Sformat di Mariano Sabatini – Vianello lascia Agorà, che aveva trasformato in un punto di riferimento dei palinsesti

    Andrea Vianello lascia Agora'

    Stagione di addii. Non ci lascia tranquilli neppure la tv. Stamattina il neo direttore di Raitre, Andrea Vianello, ha condotto l’ultimo appuntamento con Agorà (dal lunedì al venerdì alle 8): la sua creatura, il talk show di approfondimento politico nato tre anni fa per volontà di Antonio Di Bella e complicità di Paolo Ruffini, grande estimatore di Vianello nonché responsabile del suo passaggio dalla radio al piccolo schermo. Il giornalista romano non ha lasciato gli studi della Dear in elicottero come Papa Ratzinger, ma chi già lo rimpiange affolla Twitter di cinguettii struggenti.

    Dalla prossima settimana sarà Gerardo Greco a dare il buongiorno ai telespettatori e ad animare il confronto, anche duro, tra parlamentari, politici di diverso colore, ministri, uomini di governo, giornalisti, analisti; sotto gli occhi attenti dei cittadini dell’albero, come li aveva ribattezzati Vianello, ossia studenti, professionisti, operai che dicono la loro via Skype.

    Inaugurando l’insidiosa fascia mattutina, prima territorio esclusivo di Omnibus su La7, Vianello ha capito che doveva evitare i tecnicismi, scampare alle spire del politichese, sfuggire alle risse come strategia di conquista dell’Auditel.

    Ampio uso di ironia, linguaggio popolare, senza rinunciare a sperimentare nuovi interlocutori e collaboratori (tra questi, gli ottimi Antonio Sofi, Serena Bortone, Federico Ruffo ed altri), hanno fatto di Agorà un vivace punto di riferimento del palinsesto della terza rete.

    Vedremo se Greco, abituato a gestire le corrispondenze dagli States con qualche parentesi non trascinante a Uno Mattina, saprà cavarsela in questa nuova sfida professionale.

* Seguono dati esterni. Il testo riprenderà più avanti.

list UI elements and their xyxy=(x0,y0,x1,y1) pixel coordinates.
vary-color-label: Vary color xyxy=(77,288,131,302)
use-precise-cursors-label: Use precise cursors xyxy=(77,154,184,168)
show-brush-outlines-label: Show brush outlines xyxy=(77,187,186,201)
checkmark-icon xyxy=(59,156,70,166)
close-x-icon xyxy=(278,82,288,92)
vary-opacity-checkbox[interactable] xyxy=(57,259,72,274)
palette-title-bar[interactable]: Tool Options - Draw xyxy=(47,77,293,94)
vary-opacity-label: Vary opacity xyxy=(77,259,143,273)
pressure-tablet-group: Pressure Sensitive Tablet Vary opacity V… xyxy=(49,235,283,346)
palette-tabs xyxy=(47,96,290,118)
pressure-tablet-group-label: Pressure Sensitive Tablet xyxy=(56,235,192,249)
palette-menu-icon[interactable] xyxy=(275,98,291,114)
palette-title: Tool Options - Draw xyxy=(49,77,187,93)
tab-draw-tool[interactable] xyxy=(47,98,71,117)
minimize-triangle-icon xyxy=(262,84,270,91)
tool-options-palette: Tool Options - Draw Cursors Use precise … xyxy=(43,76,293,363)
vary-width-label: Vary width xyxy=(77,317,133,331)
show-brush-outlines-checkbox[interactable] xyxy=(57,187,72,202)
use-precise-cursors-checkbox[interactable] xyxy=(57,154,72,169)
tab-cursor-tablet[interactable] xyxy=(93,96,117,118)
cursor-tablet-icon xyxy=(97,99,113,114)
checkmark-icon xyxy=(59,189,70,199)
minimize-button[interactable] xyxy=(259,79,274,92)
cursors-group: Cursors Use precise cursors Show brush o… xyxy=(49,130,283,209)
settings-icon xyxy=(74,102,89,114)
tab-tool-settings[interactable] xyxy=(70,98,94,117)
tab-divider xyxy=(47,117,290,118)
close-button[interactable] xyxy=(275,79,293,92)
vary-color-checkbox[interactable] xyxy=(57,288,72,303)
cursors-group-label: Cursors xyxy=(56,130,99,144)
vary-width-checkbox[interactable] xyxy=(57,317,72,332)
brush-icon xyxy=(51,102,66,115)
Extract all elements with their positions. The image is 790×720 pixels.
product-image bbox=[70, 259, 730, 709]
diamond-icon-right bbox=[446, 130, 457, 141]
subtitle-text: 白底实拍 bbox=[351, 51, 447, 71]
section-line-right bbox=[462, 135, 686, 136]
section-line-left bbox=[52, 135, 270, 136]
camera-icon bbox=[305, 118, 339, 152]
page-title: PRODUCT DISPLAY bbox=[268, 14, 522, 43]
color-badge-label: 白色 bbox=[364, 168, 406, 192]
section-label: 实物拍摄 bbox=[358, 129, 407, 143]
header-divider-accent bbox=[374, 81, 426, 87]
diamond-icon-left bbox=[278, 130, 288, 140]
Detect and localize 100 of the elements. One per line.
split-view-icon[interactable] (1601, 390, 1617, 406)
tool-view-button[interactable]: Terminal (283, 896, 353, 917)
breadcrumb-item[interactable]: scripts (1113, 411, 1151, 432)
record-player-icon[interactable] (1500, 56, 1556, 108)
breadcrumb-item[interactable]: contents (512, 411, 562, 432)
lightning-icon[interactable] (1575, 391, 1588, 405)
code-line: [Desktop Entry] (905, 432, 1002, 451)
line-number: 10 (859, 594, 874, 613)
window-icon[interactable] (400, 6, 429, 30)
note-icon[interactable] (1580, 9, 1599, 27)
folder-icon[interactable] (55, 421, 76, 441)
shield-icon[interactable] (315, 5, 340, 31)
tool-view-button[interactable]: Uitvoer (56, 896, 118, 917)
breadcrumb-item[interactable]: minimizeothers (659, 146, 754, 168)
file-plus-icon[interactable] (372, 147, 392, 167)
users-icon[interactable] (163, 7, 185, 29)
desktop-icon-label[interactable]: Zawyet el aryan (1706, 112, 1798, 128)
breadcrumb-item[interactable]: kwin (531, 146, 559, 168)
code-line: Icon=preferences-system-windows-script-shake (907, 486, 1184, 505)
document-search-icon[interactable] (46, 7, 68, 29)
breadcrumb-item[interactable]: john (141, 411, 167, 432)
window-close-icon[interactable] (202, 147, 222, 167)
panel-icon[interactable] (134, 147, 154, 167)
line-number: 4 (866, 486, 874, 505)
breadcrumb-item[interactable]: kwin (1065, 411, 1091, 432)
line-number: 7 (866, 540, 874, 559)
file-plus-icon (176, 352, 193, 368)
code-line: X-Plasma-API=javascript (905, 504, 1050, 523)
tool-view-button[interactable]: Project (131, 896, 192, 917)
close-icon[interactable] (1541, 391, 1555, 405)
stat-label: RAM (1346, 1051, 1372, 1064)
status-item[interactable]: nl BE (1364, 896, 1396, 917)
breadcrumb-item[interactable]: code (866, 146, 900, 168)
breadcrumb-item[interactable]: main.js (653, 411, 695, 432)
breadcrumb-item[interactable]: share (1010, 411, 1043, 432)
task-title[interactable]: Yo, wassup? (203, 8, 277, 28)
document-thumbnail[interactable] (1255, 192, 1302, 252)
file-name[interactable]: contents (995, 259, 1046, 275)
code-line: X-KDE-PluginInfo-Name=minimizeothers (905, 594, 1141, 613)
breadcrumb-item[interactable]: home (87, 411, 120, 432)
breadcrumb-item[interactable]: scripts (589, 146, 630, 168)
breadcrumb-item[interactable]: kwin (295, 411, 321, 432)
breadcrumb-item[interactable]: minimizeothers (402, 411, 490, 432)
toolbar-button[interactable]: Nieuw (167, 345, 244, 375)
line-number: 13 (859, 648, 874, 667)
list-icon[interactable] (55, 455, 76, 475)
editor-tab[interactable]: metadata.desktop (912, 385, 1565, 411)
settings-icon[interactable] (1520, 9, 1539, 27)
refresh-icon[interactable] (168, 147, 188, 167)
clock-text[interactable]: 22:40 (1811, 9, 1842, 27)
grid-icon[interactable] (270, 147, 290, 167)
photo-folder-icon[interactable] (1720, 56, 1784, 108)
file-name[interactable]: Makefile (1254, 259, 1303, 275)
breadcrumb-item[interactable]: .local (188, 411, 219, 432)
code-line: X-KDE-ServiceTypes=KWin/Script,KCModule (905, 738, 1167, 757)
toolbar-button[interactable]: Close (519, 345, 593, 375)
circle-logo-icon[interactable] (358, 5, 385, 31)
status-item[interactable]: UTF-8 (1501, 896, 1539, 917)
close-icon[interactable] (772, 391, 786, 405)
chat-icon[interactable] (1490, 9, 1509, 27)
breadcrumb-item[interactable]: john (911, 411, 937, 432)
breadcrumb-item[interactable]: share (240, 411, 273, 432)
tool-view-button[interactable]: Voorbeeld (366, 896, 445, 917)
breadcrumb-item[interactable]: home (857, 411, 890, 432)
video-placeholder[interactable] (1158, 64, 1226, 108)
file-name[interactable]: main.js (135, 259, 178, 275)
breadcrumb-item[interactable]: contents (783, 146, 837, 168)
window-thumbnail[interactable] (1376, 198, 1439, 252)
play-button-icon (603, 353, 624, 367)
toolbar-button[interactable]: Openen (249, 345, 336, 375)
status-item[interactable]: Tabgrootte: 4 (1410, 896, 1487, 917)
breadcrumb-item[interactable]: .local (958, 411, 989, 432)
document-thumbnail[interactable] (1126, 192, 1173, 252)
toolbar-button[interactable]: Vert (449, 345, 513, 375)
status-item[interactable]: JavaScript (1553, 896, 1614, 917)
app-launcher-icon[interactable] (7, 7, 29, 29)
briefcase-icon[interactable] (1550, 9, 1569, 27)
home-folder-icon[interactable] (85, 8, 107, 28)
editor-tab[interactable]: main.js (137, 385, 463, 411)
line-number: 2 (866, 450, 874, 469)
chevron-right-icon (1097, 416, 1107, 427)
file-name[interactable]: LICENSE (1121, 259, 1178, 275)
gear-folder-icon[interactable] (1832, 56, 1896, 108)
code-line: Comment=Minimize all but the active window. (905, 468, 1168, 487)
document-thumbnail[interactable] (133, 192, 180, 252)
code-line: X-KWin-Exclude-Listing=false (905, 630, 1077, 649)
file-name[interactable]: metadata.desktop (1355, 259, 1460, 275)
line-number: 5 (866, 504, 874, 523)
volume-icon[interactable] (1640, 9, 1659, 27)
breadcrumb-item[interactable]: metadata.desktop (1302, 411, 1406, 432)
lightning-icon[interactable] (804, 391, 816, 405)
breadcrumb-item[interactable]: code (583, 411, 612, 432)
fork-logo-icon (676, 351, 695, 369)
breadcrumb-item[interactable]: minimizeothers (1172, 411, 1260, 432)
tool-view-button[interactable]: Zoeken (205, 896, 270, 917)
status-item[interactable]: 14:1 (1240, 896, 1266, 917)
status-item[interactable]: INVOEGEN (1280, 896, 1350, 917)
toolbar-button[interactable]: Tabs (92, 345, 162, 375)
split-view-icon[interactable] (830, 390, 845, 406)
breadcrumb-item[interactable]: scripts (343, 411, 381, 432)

Vianello, che oggi gli ha passato il testimone, sembra esserne convinto e del resto, secondo la sua visione, non era pensabile proseguire con il doppio incarico: “Finisce una grande avventura di conduzione – ha detto, – ma inizia, a tempo pieno, l’avventura strepitosa di fare il direttore di Raitre. Le due cose sono incompatibili, non solo per regola aziendale”. La squadra degli autori rimane la stessa e nel ringraziarli Vianello si è quasi commosso: “Mo’ me vie’ da piagne”, è sbottato, scivolando nel romanesco. Come ovvio, Gerardo Greco porterà il suo stile ad Agorà, non sbaglierà, tuttavia, se si farà contagiare un minimo dalla spontaneità del primo titolare.